A cobalt oxide–polypyrrole nanocomposite as an efficient and stable electrode material for electrocatalytic water oxidation

International audience; Developing electrolyzers operating under neutral or near-neutral conditions with catalysts based only on earth-abundant metals is highly desirable with a view to reduce the cost of hydrogen production from water splitting reaction and avoid the environmental issues related to corrosion usually encountered with alkaline electrolyzers. Herein, we report a highly active and stable anode material for oxygen evolving reaction (OER) in mild-pH conditions based on cobalt oxide-nanoparticles embedded into a poly(pyrrole-alkylammonium) matrix (denoted PPN+-CoOx). Examples of hybrid materials combining metal oxide nanoparticles as OER catalysts within a polymer film are still rare.

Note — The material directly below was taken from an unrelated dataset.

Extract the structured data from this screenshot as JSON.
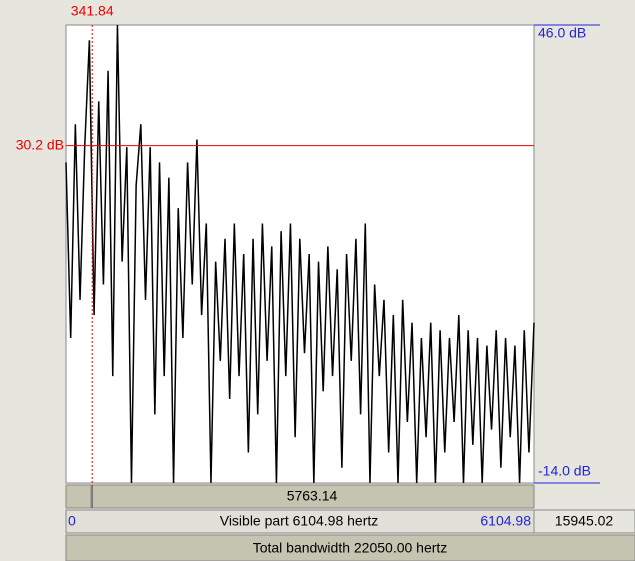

However, they are very promising to control the formation and the size of metal particles in view to enhance the electrochemically active surface area and thus the electrocatalytic performances. Our strategy consists in electroprecipitating Co0 nanoparticles by reduction of an anionic cobalt oxalate complex into the cationic PPN+ film, the latter being previously deposited onto an electrode surface by electropolymerization. The Co0 nanoparticles within the composite are then partially in-situ oxidized under air exposure into CoO, and then finally fully oxidized into CoOx by successive scans between 0 and 1.2 V vs Ag/AgCl in a borate buffer at pH 9.2. This nanocomposite material is highly structured with around 30 nm-large CoOx nanoparticles well dispersed into the polypyrrole film conferring a high OER electrocatalytic activity at near neutral pH of 9.2 with exceptional values of mass activity and turnover frequency of 3.01 A mg-1 and 0.46 s-1 respectively, at an overpotential of 0.61 V and with a cobalt loading of 1.34 µg cm-2. These performances place the PPN+-CoOx electrode among the most active anodes described in the literature employing cobalt oxide under mild pH conditions. In addition, when the PPN+-CoOx material is electrodeposited on carbon paper with a higher roughness than a simple carbon electrode, the physisorption of the film on the electrode is considerably enhanced resulting in a stable catalytic current over more than 43 h. Post electrolysis characterizations by SEM and EDX confirm the integrity of the PPN+-CoOx material after long hours of electrocatalysis. This demonstrates the beneficial role of the polypyrrole matrix in the achievement of very stable and highly active anodes for water oxidation.